If you place a 16 ft ladder 6 feet from a wall, how high up the wall will it go?

Answer 1

Hint: In order to do this question, you have to consider a right angled triangle. The base of the triangle can be taken as 6 feet and the hypotenuse should be taken as 16 feet. Then we have to use the Pythagorean theorem that is $ {{x)}^{2}}+{{y}^{2}}={{z}^{2}}$. Here x is the height of the triangle, y is the base of the triangle and z is the hypotenuse of the triangle. To get the answer, we just have to find the y variable that gives us the height.
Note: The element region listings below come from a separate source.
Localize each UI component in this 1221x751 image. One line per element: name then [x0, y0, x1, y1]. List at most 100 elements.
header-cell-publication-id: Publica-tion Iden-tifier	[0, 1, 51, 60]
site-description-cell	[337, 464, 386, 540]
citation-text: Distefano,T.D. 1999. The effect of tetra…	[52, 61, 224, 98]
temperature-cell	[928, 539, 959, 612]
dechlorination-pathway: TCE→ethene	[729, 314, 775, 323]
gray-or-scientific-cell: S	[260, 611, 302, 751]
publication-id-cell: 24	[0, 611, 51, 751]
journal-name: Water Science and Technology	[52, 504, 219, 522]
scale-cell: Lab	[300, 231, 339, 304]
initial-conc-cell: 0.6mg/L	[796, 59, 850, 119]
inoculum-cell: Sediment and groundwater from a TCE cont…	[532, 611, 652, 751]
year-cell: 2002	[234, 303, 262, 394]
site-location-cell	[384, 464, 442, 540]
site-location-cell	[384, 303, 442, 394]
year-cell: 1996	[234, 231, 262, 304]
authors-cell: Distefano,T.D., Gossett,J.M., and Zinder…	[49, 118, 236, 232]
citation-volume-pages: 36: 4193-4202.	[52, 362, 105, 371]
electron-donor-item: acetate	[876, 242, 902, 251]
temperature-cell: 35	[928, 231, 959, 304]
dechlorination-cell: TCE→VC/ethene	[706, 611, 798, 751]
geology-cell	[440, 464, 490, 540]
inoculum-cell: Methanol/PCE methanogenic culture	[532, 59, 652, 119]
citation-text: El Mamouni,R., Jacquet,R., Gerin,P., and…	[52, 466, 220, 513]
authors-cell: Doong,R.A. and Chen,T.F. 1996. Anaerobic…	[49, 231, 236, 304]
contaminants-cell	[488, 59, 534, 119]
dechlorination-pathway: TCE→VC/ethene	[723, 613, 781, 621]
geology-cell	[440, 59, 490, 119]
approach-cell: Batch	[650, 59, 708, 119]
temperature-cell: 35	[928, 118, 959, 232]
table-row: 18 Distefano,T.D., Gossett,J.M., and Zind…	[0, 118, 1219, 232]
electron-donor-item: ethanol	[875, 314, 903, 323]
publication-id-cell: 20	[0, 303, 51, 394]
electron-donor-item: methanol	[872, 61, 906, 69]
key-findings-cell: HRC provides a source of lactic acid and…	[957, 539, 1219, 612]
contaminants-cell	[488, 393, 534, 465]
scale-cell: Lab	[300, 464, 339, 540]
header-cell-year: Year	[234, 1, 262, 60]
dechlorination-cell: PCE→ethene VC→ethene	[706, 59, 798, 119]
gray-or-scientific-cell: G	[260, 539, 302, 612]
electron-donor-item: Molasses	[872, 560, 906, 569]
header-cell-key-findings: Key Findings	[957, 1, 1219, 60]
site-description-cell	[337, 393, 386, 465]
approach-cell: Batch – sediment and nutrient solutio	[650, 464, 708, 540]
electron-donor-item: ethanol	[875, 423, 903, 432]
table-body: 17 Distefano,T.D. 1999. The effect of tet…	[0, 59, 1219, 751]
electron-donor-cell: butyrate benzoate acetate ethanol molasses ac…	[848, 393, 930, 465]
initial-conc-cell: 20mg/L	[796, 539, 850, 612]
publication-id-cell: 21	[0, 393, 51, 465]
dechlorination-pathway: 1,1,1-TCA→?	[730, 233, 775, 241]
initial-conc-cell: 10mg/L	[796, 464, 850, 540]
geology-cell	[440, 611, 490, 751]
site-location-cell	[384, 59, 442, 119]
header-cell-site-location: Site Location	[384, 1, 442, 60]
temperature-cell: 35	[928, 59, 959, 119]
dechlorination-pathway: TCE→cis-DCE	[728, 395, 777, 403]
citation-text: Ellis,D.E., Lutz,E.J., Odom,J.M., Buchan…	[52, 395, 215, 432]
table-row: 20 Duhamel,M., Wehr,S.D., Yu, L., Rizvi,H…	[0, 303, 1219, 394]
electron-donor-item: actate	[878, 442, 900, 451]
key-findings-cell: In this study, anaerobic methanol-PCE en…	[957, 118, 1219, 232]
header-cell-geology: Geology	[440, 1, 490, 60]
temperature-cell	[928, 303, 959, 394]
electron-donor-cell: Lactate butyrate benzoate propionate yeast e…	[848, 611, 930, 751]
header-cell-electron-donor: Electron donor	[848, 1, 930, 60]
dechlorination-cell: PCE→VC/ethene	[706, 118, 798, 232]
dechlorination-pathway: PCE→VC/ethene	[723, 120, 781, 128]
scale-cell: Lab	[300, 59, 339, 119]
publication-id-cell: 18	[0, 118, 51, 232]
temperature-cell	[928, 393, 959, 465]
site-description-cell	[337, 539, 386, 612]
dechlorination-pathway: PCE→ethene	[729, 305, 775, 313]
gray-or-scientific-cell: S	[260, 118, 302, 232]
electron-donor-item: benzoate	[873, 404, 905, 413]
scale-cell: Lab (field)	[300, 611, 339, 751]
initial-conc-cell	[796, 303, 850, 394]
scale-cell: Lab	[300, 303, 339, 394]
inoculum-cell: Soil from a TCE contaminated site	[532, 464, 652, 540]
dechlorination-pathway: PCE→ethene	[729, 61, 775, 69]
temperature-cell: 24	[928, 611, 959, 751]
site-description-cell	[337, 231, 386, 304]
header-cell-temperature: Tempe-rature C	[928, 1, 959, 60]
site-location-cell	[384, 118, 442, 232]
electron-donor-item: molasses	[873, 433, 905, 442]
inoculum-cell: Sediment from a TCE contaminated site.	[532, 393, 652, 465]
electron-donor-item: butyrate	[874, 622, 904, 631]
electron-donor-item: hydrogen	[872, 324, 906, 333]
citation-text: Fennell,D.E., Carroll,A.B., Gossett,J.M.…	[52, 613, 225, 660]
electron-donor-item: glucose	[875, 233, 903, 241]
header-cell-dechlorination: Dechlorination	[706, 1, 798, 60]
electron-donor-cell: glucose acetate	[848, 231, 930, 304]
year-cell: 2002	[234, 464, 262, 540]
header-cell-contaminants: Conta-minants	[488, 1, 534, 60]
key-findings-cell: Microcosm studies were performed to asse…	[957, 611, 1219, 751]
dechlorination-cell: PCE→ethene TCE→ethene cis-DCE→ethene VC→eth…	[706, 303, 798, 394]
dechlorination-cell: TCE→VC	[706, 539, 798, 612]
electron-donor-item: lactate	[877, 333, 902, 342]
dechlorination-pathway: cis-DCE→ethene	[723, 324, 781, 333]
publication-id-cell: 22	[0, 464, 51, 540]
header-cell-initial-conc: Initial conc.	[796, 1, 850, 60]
Complete step by step solution:
In the given question we are asked to find how high is the ladder when placed on a 16 ft ladder 6 feet from a wall.
To solve this, I have to consider a right angled triangle. The base of the triangle can be taken as 6 feet and the hypotenuse should be taken as 16 feet. Then we have to use the Pythagorean theorem that is $ {{x}^{2}}+{{y}^{2}}={{z}^{2}}$. Here x is the height of the triangle, y is the base of the triangle and z is the hypotenuse of the triangle. To get the answer, we just have to find the y variable that gives us the height.
$ \Rightarrow {{x)}^{2}}+{{y}^{2}}={{z}^{2}}$
Here x is the height, y = 6 ft, z = 16 ft. Substituting the values in the above equation, we get:
$ \Rightarrow {{x}^{2}}+{{6}^{2}}={{16}^{2}}$
$ \Rightarrow {{x}^{2}}=256-36=220$
$ \Rightarrow {x}=\sqrt{220}$
$ \Rightarrow {x}=14.83 ft$
So, therefore, by solving all the equations, we got the answer as 14.83 feet.

Therefore, the solution of the given question 14.83 ft or feet.

Note: In this question, you need to remember the Pythagorean theorem, otherwise, you cannot solve this problem. Also, if you want to have a clear understanding you could draw a triangle. And remember to place the units at the end of the answer.